The buildings and streets are all made of the same, yellowish stone, and for the first fifteen minutes it is easy to admire the way in which the strong light in this part of the world carves-up the architectural forms, breaking them into sharp and abstract shapes. But after fifteen minutes the light grows too strong, and whatever visual pleasure there is to be gained from contemplating fortuitously assembled, sunbathing stone houses, is somewhat undermined and emtptied by their containment of a branch of 'Knight Frank', or of 'Christie's Property'. The juxtaposition carries with it a comparison of the village's sobre and monochrome aesthetic, with the aesthetic of tasteful, or rather neutral, decorum so uniformly held up as correct by those who sell property for a living in the United Kingdom. The pretty village of Gordes becomes an embodiment of the kind of restrained moderation that helps differentiate those who have taste from those who dont, the kind of uber snobbery in which one is more showy, and more snobby, precisely by showing less -but showing less in just the right way. The shadow-carved forms start to feel as oppressive as do all the endless and unstoppable waves of pristinely finished white-on-white english apartment interiors. Almost exactly the same streets in other villages, that looked almost exactly the same, did not have the same effect, but in Gordes it was overwhelming. Overwhelming at least until I stepped into the main church, from which I expected nothing but another dark, romanesque interior sliced out of perfectly cut stone.

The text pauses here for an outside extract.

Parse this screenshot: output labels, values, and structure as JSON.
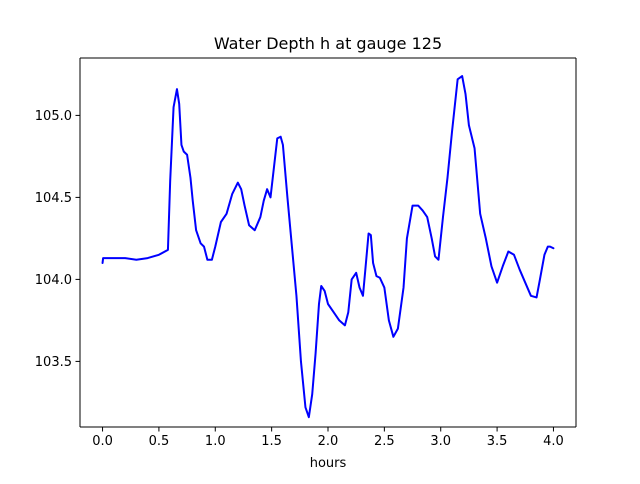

The facade was as yellow, and uniform, as any other of the buildings, but stepping inside was a vertiginous thrill. The oppressive feeling of the situation outside, where I had felt the drab weight of convention pressing in on me from each alley-way, was positively turned inside out and set off like so many fire-works. It was as if the church committee had given the job of decorating the place to an over-enthusiastic member of the congregation, who had proceeded to go wild in her inspiration, drawing material from a combination of architectural pattern books, and the array of patterned plastic table-cloths she happened to have at home. It was an adorable, fun, and ultimately rich interior which, to my pleasure (and totally contradicting the sentiment I had had outside about the people visiting the village) was very much enjoyed by the several English admirers whose conversations I happened to eavesdrop into whilst inside.

niches sport the remains of liberaly applied volcano-red, and themselves cut into huge expanses of orthogonaly arranged cobalt-blue clover-leafs on an aqua-marine ground, all moulding away ever so gracefuly.

And plasterwork ornament, alot of it oddly formed somewhere between baroque and rococo, but always slightly strange, and all painted and powdered like a little girl who has been overly zealous in the application of her mother's make-up. Foundation, concealer, and blusher, to soften and shape the curves, and highlighter and mascara to pull it all together, sharpen the edges and bring out the colours, all liberally, and exuberantly applied.